SimGrid can trace all resource consumption and the outcome can be displayed with viva as illustrated in the section intro_setup. However, when several masters are deployed, it is hard to understand what happens.

1 <?xml version='1.0'?>
2 <!DOCTYPE platform SYSTEM "http://simgrid.gforge.inria.fr/simgrid.dtd">
3 <platform version="3">
4  <process host="Tremblay" function="master">
5  <argument value="3600"/>
6  <argument value="50000000"/>
7  <argument value="10"/>
8  </process>
9  <process host="Fafard" function="master">
10  <argument value="3600"/>
11  <argument value="50000000"/>
12  <argument value="10"/>
13  </process>
14  <process host="Jupiter" function="master">
15  <argument value="3600"/>
16  <argument value="50000000"/>
17  <argument value="10"/>
18  </process>
19 </platform>

So let's use categories to track more precisely who does what and when:

void TRACE_category(const char *category);
void MSG_task_set_category (msg_task_t task, const char *category);

The outcome can then be visualized as follows:

1 ./masterworker3 platforms/platform.xml deployment3.xml --cfg=tracing:yes\
2  --cfg=tracing/categorized:yes --cfg=viva/categorized:viva_cat.plist
3 LANG=C; viva simgrid.trace viva_cat.plist

Right now, you should realize that nothing is behaving like you expect. Most workers are idle even though input data are ridiculous and there are several masters deployed on the platform. Using a Gantt-chart visualization may help:

1 ./masterworker3 platforms/platform.xml deployment3.xml --cfg=tracing:yes \
2  --cfg=tracing/msg/process:yes
3 LANG=C; Paje simgrid.trace

OK, so it should now be obvious that round robin is actually very bad.

Improving the Scheduling

Instead of a round-robin scheduling, let's implement a first-come first-served mechanism. To this end, workers need to send a tiny request first. A possible way to implement such a request with MSG is to send on a specific channel (e.g., the name of the master name) a task with payload 0 and whose attached data is the worker name. This way, the master can keep track of which workers are idle and willing to work.

To know whether it has pending requests, the master can use the following [function][fn:7]:

int MSG_task_listen(const char *alias);

If so, it should get the request and push the corresponding host into a dynar so that they can later be retrieved when sending a real [task][fn:7].

xbt_dynar_t xbt_dynar_new(const unsigned long elm_size,
void_f_pvoid_t const free_f);
void xbt_dynar_push(xbt_dynar_t const dynar, const void *src);
void xbt_dynar_shift(xbt_dynar_t const dynar, void *const dst);
unsigned long xbt_dynar_length(const xbt_dynar_t dynar);

As you will soon realize, with such simple mechanisms, simple deadlocks will soon appear. They can easily be removed with a simple polling mechanism, hence the need for the following [function][fn:7]:

As you should quickly realize, on the simple previous example, it will double the throughput of the platform but will be quite ineffective when input size of the tasks is not negligible anymore.

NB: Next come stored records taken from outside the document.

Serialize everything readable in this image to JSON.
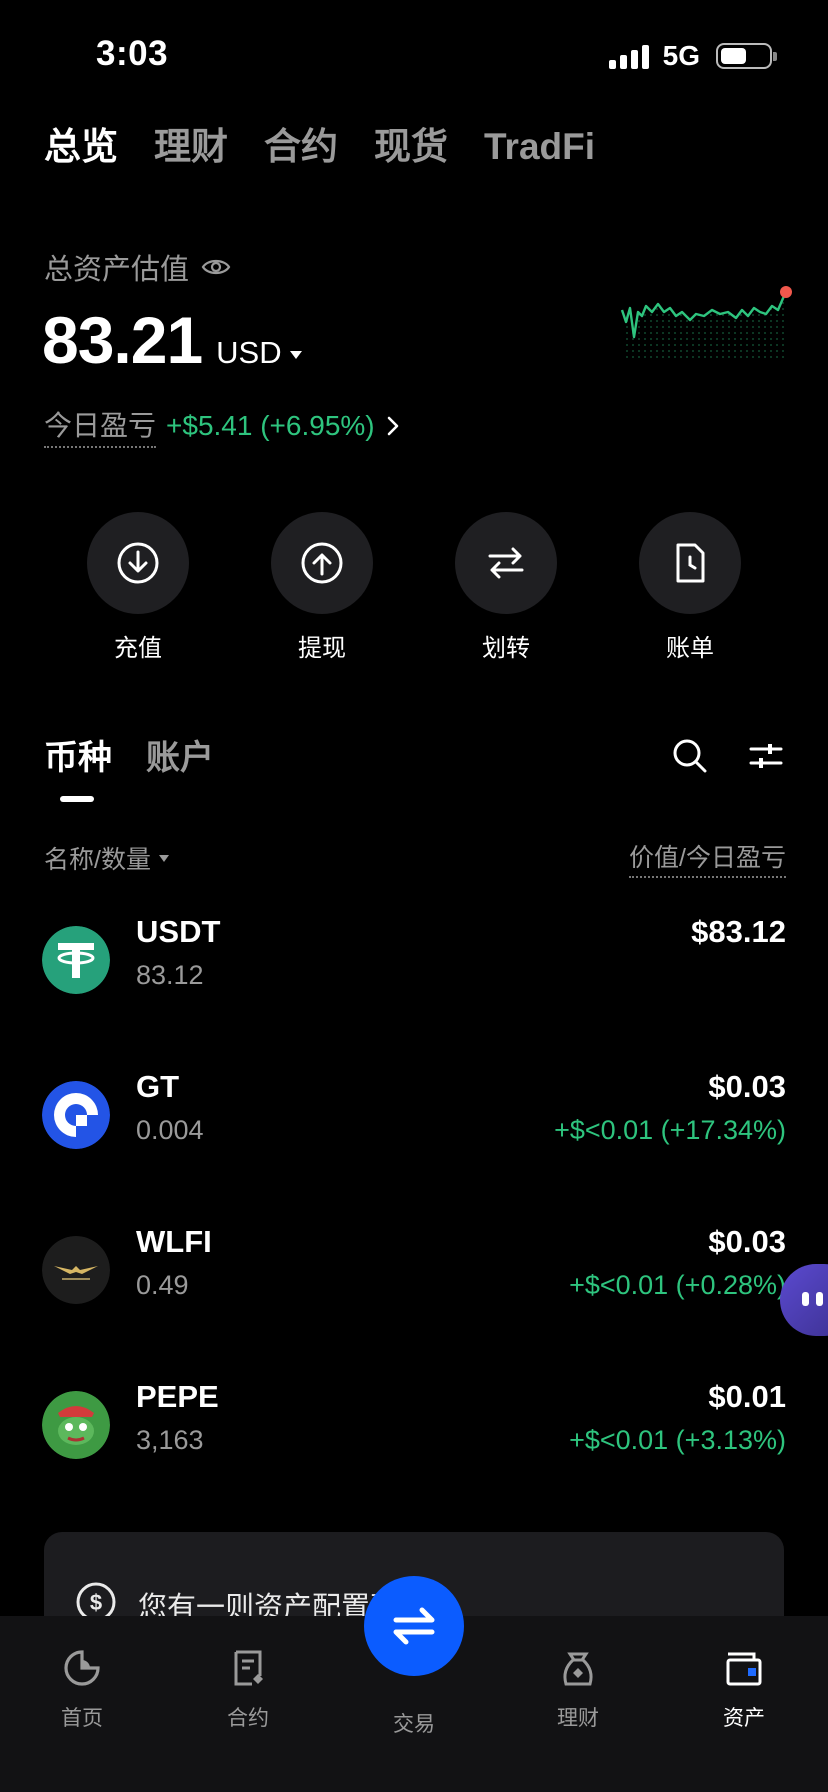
{
  "status_bar": {
    "time": "3:03",
    "network": "5G"
  },
  "top_tabs": [
    {
      "label": "总览"
    },
    {
      "label": "理财"
    },
    {
      "label": "合约"
    },
    {
      "label": "现货"
    },
    {
      "label": "TradFi"
    }
  ],
  "overview": {
    "total_label": "总资产估值",
    "total_value": "83.21",
    "currency": "USD",
    "pnl_label": "今日盈亏",
    "pnl_value": "+$5.41 (+6.95%)"
  },
  "actions": [
    {
      "label": "充值",
      "icon": "deposit-icon"
    },
    {
      "label": "提现",
      "icon": "withdraw-icon"
    },
    {
      "label": "划转",
      "icon": "transfer-icon"
    },
    {
      "label": "账单",
      "icon": "bill-icon"
    }
  ],
  "section_tabs": [
    {
      "label": "币种"
    },
    {
      "label": "账户"
    }
  ],
  "list_header": {
    "left": "名称/数量",
    "right": "价值/今日盈亏"
  },
  "coins": [
    {
      "name": "USDT",
      "qty": "83.12",
      "value": "$83.12",
      "pnl": ""
    },
    {
      "name": "GT",
      "qty": "0.004",
      "value": "$0.03",
      "pnl": "+$<0.01 (+17.34%)"
    },
    {
      "name": "WLFI",
      "qty": "0.49",
      "value": "$0.03",
      "pnl": "+$<0.01 (+0.28%)"
    },
    {
      "name": "PEPE",
      "qty": "3,163",
      "value": "$0.01",
      "pnl": "+$<0.01 (+3.13%)"
    }
  ],
  "suggestion": {
    "text": "您有一则资产配置建议"
  },
  "bottom_nav": [
    {
      "label": "首页"
    },
    {
      "label": "合约"
    },
    {
      "label": "交易"
    },
    {
      "label": "理财"
    },
    {
      "label": "资产"
    }
  ],
  "colors": {
    "positive": "#2ec47e",
    "accent": "#0b5cff",
    "background": "#000000"
  }
}
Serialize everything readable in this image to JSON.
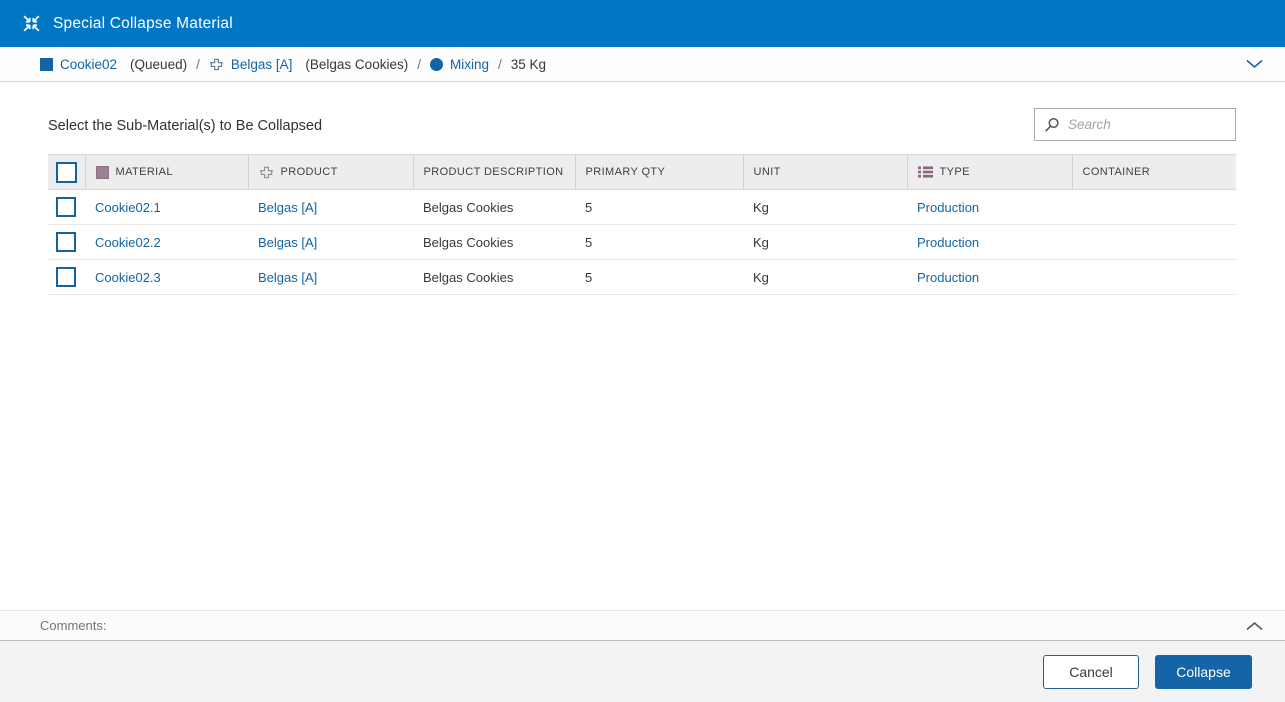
{
  "title_bar": {
    "title": "Special Collapse Material"
  },
  "breadcrumb": {
    "separator": "/",
    "items": [
      {
        "icon": "material-square-icon",
        "label": "Cookie02",
        "suffix": "(Queued)"
      },
      {
        "icon": "product-icon",
        "label": "Belgas [A]",
        "suffix": "(Belgas Cookies)"
      },
      {
        "icon": "operation-circle-icon",
        "label": "Mixing",
        "suffix": ""
      }
    ],
    "quantity": "35 Kg"
  },
  "main": {
    "heading": "Select the Sub-Material(s) to Be Collapsed"
  },
  "search": {
    "placeholder": "Search"
  },
  "table": {
    "columns": [
      {
        "label": "MATERIAL",
        "icon": "material-icon"
      },
      {
        "label": "PRODUCT",
        "icon": "product-icon"
      },
      {
        "label": "PRODUCT DESCRIPTION",
        "icon": null
      },
      {
        "label": "PRIMARY QTY",
        "icon": null
      },
      {
        "label": "UNIT",
        "icon": null
      },
      {
        "label": "TYPE",
        "icon": "type-list-icon"
      },
      {
        "label": "CONTAINER",
        "icon": null
      }
    ],
    "rows": [
      {
        "material": "Cookie02.1",
        "product": "Belgas [A]",
        "product_description": "Belgas Cookies",
        "primary_qty": "5",
        "unit": "Kg",
        "type": "Production",
        "container": ""
      },
      {
        "material": "Cookie02.2",
        "product": "Belgas [A]",
        "product_description": "Belgas Cookies",
        "primary_qty": "5",
        "unit": "Kg",
        "type": "Production",
        "container": ""
      },
      {
        "material": "Cookie02.3",
        "product": "Belgas [A]",
        "product_description": "Belgas Cookies",
        "primary_qty": "5",
        "unit": "Kg",
        "type": "Production",
        "container": ""
      }
    ]
  },
  "comments": {
    "label": "Comments:"
  },
  "footer": {
    "cancel_label": "Cancel",
    "collapse_label": "Collapse"
  },
  "colors": {
    "titlebar": "#0077c5",
    "link": "#1464a5",
    "primary_button": "#1465a7",
    "header_bg": "#ededed"
  }
}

From this, many things can easily be added. For example, you could:

  • add a performance measurement mechanism;
  • enable the master to make smart scheduling choices using measurement information;
  • allow workers to have several pending requests so as to overlap communication and computations as much as possible;
  • ...

Using More Elaborate Platforms

SimGrid offers a rather powerful platform modeling mechanism. The src/examples/platforms/ repository comprises a variety of platforms ranging from simple to elaborate. Associated to a good visualization tool to ensure your simulation is meaningful, they can allow you to study to which extent your algorithm scales...

What is the largest number of tasks requiring 50e6 flops and 1e5 bytes that you manage to distribute and process in one hour on g5k.xml (you should use deployment_general.xml)?

TODO: Points to improve for the next time

  • Propose equivalent exercises and skeleton in java.
  • Propose a virtualbox image with everything (simgrid, paje, viva, ...) already set up.
  • Ease the installation on mac OS X (binary installer) and windows.
  • Explain that programming in C or java and having a working development environment is a prerequisite.